I believe that a deliberate practice of gratitude can truly change your life. Many years ago I began a daily gratitude journal and after a short time I realized that throughout my day I was looking for things to be able to write down in my journal. What a life-changer to be on the look-out for what is good versus what is lack. Now after 18 years of a daily gratitude practice, if I find that in times of fear or sadness, I can open up any of one of those journals and be reminded of all that I really do have in my life.

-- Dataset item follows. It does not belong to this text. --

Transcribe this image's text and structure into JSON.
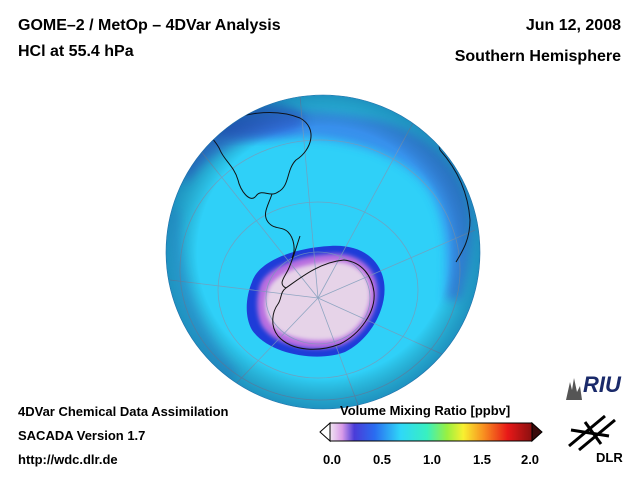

I encourage you to spend some time each day acknowledging a few things in your life that you can be grateful for, including yourself! If you are not sure what to be grateful for beyond the obvious, then I say use your senses! What did you smell today? Did you feel something amazing today? Describe something that you tasted today that was amazing? To deepen your practice, you can include why you are grateful. I love to acknowledge that I am grateful for my friends because they help me to feel connected.

How to have a gratitude practice

When we think of abundance we often think of the tangible, material, often obvious things in our life to be grateful for; house, food, car, employment, etc. I would like to offer up acknowledging the abundance of less visible things; the love you feel for someone, the colors that surround your life, the sounds of music and laughter, the aroma that fills your home from a hearty soup, or the growth that you have shown this year.

Soak in all that is untouchable. Fill your heart with the fullness of simply being alive and experiencing the sensations each day offers.